Un appel clair à déposer dans l’urne un bulletin pour Emmanuel Macron, relayé notamment par des chiraquiens comme Jean-Pierre Raffarin, François Baroin et Christian Estrosi, mais aussi les juppéistes, à commencer par le premier d’entre-eux. "Le Front national nous conduirait à un véritable désastre, c’est ce qu’il faut à tout prix éviter, et c’est la raison pour laquelle je voterai évidemment pour Macron", a déclaré à BFM TV le maire de Bordeaux. Un avis partagé par nombre de ses ancien soutiens comme Valérie Pécresse, Benoist Apparu ou encore Fabienne Keller. C’est également en faveur d’Emmanuel Macron que se prononcent l’ancien président Nicolas Sarkozy, Jean-François Copé, Xavier Bertrand mais aussi des figures plus modérées et de l’aile gauche du parti comme Bruno Le Maire, Thierry Solère ou Nathalie Kosciusko-Morizet.
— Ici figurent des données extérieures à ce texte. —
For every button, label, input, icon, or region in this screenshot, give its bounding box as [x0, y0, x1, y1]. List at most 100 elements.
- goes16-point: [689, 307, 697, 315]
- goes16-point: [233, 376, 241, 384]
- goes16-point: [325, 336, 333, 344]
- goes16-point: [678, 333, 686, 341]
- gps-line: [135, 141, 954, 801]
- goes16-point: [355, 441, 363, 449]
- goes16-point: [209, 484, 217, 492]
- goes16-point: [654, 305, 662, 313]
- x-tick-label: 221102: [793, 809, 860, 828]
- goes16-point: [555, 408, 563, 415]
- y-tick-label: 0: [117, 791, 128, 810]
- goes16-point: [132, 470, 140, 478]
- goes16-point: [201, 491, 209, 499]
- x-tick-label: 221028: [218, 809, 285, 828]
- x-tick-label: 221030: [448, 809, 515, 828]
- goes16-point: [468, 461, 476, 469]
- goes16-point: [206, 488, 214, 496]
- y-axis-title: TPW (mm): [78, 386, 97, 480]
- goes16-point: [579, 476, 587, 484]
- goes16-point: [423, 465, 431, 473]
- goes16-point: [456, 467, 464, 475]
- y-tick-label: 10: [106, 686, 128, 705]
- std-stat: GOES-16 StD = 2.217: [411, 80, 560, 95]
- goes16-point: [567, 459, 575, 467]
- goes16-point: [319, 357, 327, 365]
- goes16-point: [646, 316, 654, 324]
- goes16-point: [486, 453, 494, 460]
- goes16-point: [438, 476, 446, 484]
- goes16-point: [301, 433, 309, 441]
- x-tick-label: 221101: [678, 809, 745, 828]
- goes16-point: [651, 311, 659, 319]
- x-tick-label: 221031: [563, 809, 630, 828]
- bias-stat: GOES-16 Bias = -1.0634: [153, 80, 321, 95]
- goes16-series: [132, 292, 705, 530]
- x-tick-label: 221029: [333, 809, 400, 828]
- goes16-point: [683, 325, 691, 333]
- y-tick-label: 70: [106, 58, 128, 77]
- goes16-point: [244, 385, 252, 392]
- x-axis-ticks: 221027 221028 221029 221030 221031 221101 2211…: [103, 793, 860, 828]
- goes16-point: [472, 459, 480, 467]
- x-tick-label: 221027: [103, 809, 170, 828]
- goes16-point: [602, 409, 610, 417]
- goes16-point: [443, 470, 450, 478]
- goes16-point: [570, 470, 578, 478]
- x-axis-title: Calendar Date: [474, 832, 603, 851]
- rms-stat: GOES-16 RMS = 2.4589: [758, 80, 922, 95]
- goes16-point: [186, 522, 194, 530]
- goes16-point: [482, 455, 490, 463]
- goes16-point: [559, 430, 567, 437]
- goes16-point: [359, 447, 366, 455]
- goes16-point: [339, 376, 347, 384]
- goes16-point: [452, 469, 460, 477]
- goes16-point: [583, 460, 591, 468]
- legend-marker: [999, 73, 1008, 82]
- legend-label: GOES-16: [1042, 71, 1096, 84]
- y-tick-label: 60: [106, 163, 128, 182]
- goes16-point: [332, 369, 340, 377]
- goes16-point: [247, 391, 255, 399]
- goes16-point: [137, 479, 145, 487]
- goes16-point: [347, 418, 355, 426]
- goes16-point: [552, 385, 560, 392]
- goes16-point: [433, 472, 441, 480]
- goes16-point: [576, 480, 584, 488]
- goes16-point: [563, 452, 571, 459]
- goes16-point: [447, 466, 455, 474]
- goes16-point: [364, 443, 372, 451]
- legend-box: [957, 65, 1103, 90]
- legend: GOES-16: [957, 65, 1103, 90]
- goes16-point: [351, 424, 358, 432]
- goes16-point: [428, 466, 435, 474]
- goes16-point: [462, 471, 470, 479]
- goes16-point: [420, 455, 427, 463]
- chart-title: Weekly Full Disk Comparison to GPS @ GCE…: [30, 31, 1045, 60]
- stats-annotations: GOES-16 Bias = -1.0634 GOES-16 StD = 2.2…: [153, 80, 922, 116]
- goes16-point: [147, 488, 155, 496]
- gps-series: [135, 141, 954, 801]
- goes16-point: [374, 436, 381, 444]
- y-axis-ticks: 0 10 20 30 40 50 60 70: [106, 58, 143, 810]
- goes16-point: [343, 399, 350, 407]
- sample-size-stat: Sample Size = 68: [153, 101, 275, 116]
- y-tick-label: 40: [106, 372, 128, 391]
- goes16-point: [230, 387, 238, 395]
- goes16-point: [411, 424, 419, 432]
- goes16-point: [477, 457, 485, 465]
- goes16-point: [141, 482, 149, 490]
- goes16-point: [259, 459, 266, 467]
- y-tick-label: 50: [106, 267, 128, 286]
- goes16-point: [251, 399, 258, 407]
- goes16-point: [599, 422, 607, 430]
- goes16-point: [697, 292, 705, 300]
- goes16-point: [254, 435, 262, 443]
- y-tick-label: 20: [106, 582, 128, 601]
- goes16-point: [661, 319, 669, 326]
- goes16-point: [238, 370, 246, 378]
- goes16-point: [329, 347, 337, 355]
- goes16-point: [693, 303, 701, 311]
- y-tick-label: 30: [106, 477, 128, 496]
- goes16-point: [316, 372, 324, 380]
Le vote pour Emmanuel Macron est la seule option qui vaille pour l’ensemble des socialistes, depuis l’aile gauche – Benoît Hamon a appelé à voter en faveur du candidat d’En Marche! dès l’annonce des résultats –, jusqu’au président de la République. "Il n'est pas possible de se taire. Ce qui est en cause, c'est l'unité de notre nation", a déclaré François Hollande dans une allocution lundi. Le même jour, dans une tribune du Monde, 160 élus hollandais parmi lesquels des membres du gouvernement comme Michel Sapin, Marisol Touraine ou Myriam El-Khomri ont assuré qu’il était de "[leur] devoir" d’éviter une victoire de Marine Le Pen, "en votant pour Emmanuel Macron".
Ceux qui appellent à voter contre Marine Le Pen… mais sans vous dire comment
Une consigne de vote "à la fois ferme et souple", a estimé sur Europe 1 Brice Hortefeux, l’ancien ministre de l’Intérieur de Nicolas Sarkozy. Il faisait référence au communiqué publié la veille par LR, après la réunion de son Bureau politique, et appelant à "voter contre Marine Le Pen pour la faire battre au second tour de l‘élection", mais sans jamais mentionner Emmanuel Macron. Ainsi, si le parti s’oppose officiellement à la candidate frontiste, il refuse tacitement d’accorder une légitimité à l’ancien ministre de l’Economie, et laisse à ses électeurs la liberté de trancher entre un bulletin pour ce dernier ou un vote blanc. Dimanche soir, sur le plateau de France 2, Laurent Wauquiez se rangeait déjà à cette position, demandant simplement "à ceux qui ont confiance de ne pas voter Marine Le Pen". Une ambiguïté qui sème le trouble au sein des Républicains. "Il ne faut pas finasser. Quand on veut battre quelqu’un, il n’y a pas trente-six solutions, il faut voter pour son adversaire", a martelé Alain Juppé mardi soir. Christian Estrosi est même allé jusqu’à réclamer, dans les colonnes du Monde, l’exclusion de tous ceux "qui ne feront pas le choix très clair de faire voter pour ne pas faire barrage à Marine Le Pen".
Les partisans du "ni-ni"
À droite, Henri Guaino et Eric Ciotti refusent de se positionner entre la fille de Jean-Marie Le Pen et l’ex-protégé de François Hollande. C’est également le cas du président du Parti chrétien démocrate (PCD), Frédéric Poisson, qui dénonce "l’alternative entre la France bloquée de Marine Le Pen et la France dérégulée d’Emmanuel Macron". Sens commun, le mouvement issu de l’opposition au Mariage pour tous et qui avait très largement soutenu François Fillon, n’a pas non plus voulu donner de consigne de vote. Cette partie de la droite décline ainsi le "ni-ni" prôné par Nicolas Sarkozy lors des cantonales de 2011, qui refusait de trancher en cas de duel PS/FN au second tour. Une ligne qu’avait à nouveau défendue Jean-François Copé lors de sa présidence de l’UMP. "J’ai toujours dit que le ni-ni ne concernait que les élections locales. S’agissant de la présidentielle, il ne peut y avoir aucune ambiguïté", a cependant précisé à Libération le député-maire de Meaux.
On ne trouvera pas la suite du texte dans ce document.